Bei der Mediengruppe Österreich/oe24 gibt es einen neuen Geschäftsführer, wie „Der Standard“ berichtet: Andreas Pres. Seines Zeichens Sanierungsberater. Medienexperte Stefan Lassnig ist überzeugt, dass ein solcher bald auch in anderen Häusern notwendig wird.

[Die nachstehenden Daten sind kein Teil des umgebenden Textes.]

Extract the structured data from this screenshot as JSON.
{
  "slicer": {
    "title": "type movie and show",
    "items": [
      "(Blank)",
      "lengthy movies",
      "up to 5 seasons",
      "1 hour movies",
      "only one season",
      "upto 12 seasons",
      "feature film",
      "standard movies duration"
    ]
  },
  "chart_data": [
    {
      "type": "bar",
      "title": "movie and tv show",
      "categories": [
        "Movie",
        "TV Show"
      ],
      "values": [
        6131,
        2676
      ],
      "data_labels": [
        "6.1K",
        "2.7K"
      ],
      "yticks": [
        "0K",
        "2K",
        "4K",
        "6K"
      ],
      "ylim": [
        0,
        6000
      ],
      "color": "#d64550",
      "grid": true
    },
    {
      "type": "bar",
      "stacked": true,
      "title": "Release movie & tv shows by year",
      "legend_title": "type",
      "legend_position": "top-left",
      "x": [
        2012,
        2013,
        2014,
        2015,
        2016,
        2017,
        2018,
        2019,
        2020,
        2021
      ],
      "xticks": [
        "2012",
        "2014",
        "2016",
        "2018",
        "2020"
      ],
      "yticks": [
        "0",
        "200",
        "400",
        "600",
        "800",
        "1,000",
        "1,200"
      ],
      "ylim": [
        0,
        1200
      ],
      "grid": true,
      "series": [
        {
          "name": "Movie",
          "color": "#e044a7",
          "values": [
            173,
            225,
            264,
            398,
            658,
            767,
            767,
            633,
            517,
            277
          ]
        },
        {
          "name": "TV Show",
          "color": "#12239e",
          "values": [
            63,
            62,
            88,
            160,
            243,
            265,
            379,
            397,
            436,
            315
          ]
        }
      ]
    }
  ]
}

Tatsächlich ist der Druck auf die Branche enorm: Die wirtschaftliche Lage mag sich zuletzt entspannt haben, die Aussichten haben sich aber schon wieder eingetrübt; das wirkt sich auf die Werbeerlöse aus. Wie überall werden aufgrund der starken Inflation auch hier entsprechende Lohnabschlüsse erforderlich; das erhöht die Personalkosten zusätzlich. Und dann wird auch noch das gedruckte Wort extrateurer: Druckereien sind eher energieintensiv, und wie sich die Stromrechnungen entwickeln, weiß jeder Privathaushalt. Vor allem aber gibt es eine regelrechte Papierpreisexplosion: Eine Tonne kostete laut „Zeit“ im letzten Quartal des vergangenen Jahres im Mittel 510 Euro und im ersten Quartal 2022 um mehr als die Hälfte mehr; 820 Euro nämlich. Wobei es sowohl ein Davor als auch ein Danach gibt – das ebenfalls im Zeichen dieser Entwicklung steht.

Hier rächt sich sehr vieles. Lassnig warnt, dass die meisten Medienhäuser dem digitalen Wandel zu wenig Rechnung getragen haben. Politik hat das gefördert: 225 Millionen Euro an öffentlichen Inseraten wurden im vergangenen Jahr in der gesetzlichen Transparenzdatenbank offengelegt; weil es eine Bagatellgrenze gibt, waren es in Wirklichkeit noch mehr. Problem: „Gefördert“ wurde Druckauflage, also bloße Masse, die sehr herkömmlich produziert wird. Und damit nicht so sehr Journalismus und schon gar nicht Innovation.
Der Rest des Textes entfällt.